Then now we have total $\left(m-k*n\right)$ balls remaining.

We can use balls $\&$ sticks method now $!$

$n$ bags$= n$ variables, they need to equal to $\left(m-k*n\right)$, no restrictions on how many balls in each bag $!$

$x_{1}+x_{2}+\cdots+x_{n}= \left ( m-k*n \right ),x_1,x_2\cdots x_n>=0.$

So when we solve it

We get

$C(m - k*n + n - 1, n-1 ) = C(m - k*n + n - 1, m- k*n )$
edited
Can you explain the ball and sticks method? How did you get the final answer.

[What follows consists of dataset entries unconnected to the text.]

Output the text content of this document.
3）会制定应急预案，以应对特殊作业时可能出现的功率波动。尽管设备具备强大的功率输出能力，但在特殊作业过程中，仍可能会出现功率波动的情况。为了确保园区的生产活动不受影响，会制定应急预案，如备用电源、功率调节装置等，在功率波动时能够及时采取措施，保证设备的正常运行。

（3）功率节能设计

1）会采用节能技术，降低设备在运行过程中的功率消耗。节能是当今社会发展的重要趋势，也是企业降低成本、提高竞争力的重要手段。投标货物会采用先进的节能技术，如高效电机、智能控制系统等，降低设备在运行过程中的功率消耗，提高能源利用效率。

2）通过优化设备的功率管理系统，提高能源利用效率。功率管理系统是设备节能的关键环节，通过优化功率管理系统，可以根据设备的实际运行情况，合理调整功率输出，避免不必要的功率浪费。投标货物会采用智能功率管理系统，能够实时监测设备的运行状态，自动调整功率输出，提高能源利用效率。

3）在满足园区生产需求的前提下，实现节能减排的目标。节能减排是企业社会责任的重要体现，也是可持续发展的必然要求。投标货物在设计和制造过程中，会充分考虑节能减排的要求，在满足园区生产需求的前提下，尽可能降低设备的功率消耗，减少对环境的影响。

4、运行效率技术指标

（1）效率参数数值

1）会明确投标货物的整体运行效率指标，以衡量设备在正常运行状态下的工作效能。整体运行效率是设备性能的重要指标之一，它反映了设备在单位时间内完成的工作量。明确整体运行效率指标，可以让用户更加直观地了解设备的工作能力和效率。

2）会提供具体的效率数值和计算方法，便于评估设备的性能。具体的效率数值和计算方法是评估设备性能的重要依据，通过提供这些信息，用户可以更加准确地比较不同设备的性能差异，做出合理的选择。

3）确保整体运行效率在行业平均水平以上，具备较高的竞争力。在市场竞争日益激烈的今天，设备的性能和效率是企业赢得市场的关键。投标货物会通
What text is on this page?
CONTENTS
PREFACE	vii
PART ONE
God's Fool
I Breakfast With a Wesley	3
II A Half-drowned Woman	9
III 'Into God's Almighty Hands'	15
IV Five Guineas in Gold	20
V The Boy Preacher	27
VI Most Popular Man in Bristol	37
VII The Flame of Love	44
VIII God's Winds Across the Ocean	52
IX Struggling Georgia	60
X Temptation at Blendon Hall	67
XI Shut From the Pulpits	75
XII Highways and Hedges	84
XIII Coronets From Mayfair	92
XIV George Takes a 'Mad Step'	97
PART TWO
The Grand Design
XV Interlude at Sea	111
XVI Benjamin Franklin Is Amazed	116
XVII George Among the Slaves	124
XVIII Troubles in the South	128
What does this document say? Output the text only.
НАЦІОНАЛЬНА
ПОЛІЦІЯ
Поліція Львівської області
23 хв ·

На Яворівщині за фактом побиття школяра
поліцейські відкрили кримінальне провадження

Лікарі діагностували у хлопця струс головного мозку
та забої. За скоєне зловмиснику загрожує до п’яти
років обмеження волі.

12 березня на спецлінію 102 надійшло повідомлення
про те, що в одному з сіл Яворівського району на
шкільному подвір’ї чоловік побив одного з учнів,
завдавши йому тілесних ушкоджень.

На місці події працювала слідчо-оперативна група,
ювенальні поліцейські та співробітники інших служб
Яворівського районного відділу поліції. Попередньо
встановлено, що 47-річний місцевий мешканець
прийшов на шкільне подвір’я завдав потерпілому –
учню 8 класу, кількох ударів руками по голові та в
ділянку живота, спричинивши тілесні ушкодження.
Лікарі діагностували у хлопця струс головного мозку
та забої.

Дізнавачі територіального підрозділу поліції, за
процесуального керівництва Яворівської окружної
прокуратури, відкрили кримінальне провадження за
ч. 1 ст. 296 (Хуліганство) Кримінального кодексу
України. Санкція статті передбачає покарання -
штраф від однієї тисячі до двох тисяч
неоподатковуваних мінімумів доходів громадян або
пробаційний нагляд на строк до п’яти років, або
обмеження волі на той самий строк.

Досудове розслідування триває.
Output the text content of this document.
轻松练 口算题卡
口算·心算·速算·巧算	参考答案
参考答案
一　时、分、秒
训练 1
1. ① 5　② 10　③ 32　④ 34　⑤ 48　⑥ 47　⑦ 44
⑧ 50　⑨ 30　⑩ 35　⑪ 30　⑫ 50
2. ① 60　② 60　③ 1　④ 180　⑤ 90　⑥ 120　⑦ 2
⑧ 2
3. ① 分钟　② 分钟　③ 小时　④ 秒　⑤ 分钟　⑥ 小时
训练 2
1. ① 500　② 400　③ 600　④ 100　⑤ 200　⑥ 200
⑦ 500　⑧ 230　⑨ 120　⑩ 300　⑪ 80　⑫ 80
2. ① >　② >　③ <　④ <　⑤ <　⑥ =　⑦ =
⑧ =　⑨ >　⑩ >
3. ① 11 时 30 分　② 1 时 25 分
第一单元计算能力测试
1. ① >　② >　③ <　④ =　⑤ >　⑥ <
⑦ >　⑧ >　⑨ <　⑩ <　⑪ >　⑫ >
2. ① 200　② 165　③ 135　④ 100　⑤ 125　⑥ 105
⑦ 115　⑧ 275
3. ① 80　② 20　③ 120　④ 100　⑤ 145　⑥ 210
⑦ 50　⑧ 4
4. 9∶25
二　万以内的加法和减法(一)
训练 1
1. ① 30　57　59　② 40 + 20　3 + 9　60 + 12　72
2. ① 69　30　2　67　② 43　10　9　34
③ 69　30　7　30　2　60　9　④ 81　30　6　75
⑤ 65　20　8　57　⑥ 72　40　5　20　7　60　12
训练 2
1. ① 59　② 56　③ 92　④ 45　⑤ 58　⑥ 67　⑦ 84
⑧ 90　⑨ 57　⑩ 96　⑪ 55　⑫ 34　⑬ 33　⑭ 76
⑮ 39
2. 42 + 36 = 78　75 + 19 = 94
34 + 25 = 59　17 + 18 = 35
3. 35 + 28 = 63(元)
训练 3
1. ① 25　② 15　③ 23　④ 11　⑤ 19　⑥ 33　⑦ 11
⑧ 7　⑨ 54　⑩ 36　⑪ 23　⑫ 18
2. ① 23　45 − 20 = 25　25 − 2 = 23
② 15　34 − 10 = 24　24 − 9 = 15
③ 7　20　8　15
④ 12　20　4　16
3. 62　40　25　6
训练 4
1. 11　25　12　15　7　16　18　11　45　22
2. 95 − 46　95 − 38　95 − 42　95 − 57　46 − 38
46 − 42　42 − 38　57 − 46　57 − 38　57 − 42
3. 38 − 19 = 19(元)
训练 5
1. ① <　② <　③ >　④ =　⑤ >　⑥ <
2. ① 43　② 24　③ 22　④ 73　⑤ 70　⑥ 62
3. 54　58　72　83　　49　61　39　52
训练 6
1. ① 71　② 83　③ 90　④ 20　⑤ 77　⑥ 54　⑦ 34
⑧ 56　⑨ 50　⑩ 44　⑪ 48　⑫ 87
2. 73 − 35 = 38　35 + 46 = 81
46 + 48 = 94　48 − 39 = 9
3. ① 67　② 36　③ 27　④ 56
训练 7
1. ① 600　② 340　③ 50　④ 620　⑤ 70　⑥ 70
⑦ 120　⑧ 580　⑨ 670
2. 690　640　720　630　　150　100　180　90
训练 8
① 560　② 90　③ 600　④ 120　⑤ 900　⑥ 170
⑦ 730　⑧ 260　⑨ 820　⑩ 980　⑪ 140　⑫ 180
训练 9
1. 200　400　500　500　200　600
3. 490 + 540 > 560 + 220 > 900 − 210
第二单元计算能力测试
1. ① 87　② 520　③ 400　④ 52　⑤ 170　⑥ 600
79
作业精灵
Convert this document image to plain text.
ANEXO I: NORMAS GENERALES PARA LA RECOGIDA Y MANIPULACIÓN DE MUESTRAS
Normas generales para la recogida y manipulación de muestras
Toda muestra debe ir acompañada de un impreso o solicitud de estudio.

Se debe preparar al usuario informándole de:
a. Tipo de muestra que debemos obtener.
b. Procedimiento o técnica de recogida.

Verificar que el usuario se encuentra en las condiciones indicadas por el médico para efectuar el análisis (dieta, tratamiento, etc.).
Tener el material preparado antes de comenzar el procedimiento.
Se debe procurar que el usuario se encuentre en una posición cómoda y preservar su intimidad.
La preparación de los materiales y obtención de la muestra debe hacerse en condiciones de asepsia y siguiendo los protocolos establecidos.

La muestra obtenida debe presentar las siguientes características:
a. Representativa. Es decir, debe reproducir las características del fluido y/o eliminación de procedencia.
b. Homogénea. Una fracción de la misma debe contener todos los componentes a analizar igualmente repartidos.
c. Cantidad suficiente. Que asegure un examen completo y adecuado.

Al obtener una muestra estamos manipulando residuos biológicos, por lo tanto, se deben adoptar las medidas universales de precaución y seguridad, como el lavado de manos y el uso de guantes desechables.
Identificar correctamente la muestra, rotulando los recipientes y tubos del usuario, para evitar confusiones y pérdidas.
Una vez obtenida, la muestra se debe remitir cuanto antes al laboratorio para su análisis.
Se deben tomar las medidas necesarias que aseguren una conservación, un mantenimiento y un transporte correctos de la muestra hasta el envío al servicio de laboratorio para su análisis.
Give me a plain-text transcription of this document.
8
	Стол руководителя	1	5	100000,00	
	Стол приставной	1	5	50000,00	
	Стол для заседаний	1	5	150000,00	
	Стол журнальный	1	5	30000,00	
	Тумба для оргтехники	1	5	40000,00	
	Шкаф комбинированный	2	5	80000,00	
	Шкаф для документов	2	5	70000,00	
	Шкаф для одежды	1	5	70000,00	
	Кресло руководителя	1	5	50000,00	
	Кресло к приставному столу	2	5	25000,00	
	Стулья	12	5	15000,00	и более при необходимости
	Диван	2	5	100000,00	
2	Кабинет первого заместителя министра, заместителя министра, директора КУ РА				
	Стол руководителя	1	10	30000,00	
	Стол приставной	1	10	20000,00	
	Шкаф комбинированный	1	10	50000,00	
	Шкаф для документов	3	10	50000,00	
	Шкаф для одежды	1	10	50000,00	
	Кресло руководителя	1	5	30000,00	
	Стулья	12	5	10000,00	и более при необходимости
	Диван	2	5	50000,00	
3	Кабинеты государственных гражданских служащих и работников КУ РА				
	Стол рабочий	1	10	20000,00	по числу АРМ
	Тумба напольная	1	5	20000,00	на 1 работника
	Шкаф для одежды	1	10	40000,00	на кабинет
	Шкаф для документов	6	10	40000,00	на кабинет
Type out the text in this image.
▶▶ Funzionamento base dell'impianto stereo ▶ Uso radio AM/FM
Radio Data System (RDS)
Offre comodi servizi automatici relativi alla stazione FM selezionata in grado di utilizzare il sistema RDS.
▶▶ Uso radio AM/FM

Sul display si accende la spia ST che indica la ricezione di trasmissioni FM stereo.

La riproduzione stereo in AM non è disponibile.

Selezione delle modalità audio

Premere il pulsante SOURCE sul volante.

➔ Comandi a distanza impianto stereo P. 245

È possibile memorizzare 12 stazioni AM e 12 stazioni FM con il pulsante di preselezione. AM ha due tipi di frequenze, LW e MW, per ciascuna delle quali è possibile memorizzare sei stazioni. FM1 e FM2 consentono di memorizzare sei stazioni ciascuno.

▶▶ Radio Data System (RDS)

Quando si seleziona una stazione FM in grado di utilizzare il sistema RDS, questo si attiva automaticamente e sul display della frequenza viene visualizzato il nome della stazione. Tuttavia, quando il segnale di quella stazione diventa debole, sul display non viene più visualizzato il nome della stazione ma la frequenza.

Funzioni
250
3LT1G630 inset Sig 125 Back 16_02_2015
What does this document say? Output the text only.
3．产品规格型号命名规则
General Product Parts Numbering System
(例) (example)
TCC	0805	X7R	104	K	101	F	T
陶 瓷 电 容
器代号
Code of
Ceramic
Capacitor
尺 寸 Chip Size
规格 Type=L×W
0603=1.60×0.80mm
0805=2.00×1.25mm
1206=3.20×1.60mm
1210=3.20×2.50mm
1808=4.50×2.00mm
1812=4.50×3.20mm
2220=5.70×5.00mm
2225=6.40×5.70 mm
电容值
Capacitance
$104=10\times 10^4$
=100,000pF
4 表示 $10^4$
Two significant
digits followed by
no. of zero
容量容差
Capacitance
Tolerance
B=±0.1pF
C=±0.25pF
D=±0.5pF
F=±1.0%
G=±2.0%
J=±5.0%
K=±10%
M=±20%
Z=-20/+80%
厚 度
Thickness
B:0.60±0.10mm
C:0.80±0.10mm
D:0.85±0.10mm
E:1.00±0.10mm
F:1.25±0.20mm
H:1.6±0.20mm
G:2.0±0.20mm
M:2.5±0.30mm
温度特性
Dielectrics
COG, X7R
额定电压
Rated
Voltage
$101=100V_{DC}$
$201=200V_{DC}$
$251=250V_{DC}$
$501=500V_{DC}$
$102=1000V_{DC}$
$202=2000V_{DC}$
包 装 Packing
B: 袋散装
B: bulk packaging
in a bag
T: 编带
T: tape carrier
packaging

Please give some reference.
x1 + x2 + ... + xn = m- k*n , x1,x2..xn >=0.

How do we solve this???
One way to solve it

there are m balls

each bag must contain atleast k balls

So, after giving each bag k balls , there remain m-kn balls

now in remaining these balls we need to distribute in all bags by distribution method

C(m-kn+n-1, n-1) ways

Hey @Akash Kanase, if the balls were to be distinct then will this method still be applied. I am asking in reference to a question: https://gateoverflow.in/29329/entrepreneur-assign-different-tasks-employees-should-atleast?show=164847#c164847 , which is similar to the one answered above. Can you please explain?

As there have to be atleast k balls in each bag, so firstly put k balls in each bag i.e k*n balls. Then after, (m - kn) identical balls are left which we have to put it in n distinct bags, so use this general formula:

C(n + m - kn - 1, n -1).